Wednesday, June 15, 2011

oh, to grace how great a debtor

Recently my friend Irene and I tried to open a bottle of wine without a corkscrew. First we tried to dig out the cork with a screwdriver, but the cork broke in half. Then we screwed a screw into the remainder of cork, and tried to pull the cork out with pliers.

Get it, Irene.
But the cork kept deteriorating. Those little boogers are really packed in there.

So then we wrapped the spout of the bottle in a towel, put it in the sink, and hit it with a hammer. (And by "we," I mean Irene did so, and I stood on the other side of the counter with my hands protecting my head like they teach you on an airplane in case of a crash. I was one floatation device short of the Southwest safety catalog.)

But the bottle didn't break. So finally we had to suck it up and go to Kroger and buy a corkscrew, for seven dollars. Come on, Kroger. I'm probably never even going to use this thing again. Anybody want a corkscrew? I will sell it to you for $6.99. It's quality.

This morning I was reading in John 8, and in verse 31, Jesus says, "If you hold to my teaching, you are really my disciples."

I think this would be a pretty easy verse to just breeze over. Right, obviously, in order to be a disciple of Jesus, we have to hold to His teaching. Duh. Moving right along.

But this verse really stuck out to me. (About this time you're probably wondering, What the hairy does a bottle of wine have to do with Jesus? Patience, grasshopper.) I thought, What exactly is Jesus' teaching? What is He referring to that we must hold to in order to be His disciple? Do I hold to His teaching in the way I live my life?

I prayed, "Lord, penetrate my heart with your teaching and convict me of the things I need to change."

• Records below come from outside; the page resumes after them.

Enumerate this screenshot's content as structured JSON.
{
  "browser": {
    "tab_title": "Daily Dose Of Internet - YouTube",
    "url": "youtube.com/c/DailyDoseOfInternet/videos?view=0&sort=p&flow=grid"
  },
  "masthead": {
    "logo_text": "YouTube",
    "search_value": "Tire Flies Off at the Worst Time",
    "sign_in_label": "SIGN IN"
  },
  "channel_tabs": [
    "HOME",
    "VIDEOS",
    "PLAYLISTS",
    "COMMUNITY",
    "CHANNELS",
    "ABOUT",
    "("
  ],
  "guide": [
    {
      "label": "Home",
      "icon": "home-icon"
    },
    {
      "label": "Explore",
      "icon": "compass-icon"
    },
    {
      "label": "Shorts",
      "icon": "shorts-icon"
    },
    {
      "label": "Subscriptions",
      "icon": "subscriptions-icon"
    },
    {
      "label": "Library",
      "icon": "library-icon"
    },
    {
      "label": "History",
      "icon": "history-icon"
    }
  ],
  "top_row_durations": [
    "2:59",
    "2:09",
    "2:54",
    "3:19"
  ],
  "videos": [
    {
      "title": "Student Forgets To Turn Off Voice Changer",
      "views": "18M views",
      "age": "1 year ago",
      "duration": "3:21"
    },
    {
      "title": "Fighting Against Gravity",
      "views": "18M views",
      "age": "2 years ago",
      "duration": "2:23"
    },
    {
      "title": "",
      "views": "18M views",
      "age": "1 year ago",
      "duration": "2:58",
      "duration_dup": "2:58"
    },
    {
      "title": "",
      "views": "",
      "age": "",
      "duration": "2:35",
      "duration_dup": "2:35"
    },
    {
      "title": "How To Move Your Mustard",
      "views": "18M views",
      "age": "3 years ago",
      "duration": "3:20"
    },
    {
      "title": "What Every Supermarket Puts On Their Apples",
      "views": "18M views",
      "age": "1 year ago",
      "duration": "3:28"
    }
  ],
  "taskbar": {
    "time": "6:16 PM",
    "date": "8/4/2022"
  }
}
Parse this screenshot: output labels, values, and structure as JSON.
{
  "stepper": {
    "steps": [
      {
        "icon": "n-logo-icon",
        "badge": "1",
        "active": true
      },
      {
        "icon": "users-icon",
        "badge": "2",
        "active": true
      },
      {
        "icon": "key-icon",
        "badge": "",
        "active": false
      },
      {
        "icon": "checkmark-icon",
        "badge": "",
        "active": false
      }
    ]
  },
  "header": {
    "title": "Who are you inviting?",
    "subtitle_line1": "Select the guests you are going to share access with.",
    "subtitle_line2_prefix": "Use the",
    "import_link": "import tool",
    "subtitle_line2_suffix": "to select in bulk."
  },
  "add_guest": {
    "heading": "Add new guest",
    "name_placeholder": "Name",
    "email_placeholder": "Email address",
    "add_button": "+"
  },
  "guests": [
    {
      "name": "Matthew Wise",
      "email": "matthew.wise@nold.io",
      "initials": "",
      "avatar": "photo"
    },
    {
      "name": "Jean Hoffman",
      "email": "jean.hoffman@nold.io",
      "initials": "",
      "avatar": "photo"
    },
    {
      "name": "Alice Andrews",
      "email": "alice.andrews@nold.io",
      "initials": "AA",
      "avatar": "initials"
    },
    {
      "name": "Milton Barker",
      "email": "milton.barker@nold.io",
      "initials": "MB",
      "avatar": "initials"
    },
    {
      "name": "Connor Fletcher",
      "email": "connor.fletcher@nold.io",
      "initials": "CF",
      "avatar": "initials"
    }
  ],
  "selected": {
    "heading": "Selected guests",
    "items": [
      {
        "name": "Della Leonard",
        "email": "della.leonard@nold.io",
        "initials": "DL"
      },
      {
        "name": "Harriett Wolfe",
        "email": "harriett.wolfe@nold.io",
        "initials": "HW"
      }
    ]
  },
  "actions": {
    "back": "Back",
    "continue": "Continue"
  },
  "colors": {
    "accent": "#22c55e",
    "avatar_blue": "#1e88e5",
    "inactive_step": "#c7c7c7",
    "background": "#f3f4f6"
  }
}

Then I thought, "Whoa, that is a heavy prayer." You don't pray words like "penetrate" and "convict" unless you're really serious. Am I willong to go through what that prayer may bring about?

And that's when the image of the wine bottle came to my mind. I realized as I prayed, that my prayer was basically asking God to take a hammer to me and crush me, in order to make me into what He wanted. ("But the pot he was shaping from the clay was marred in his hands; so the potter formed it into another pot, shaping it as seemed best to him" [Jeremiah 18:4]).

Scary.

But I saw God's grace like that towel that Irene wrapped around that bottle. Breaking, yes. But gently. Wrapped in God's grace. Sweetly broken. Maybe Jeremy Riddle wasn't exactly picturing smashing a wine bottle wrapped in a kitchen towel with a hammer when he wrote that song, but I am.

And if that's what it takes to be a disciple of Jesus, that's what I want. A disciple, not just a Christian. And I think it's great that Justin's going to be preaching about being a disciple this weekend. (Saturday at 5:30pm, and Sunday at 9am, 10:30am, and noon. Shameless plug for the Vineyard? Yes.) I'm looking forward to hearing what he says.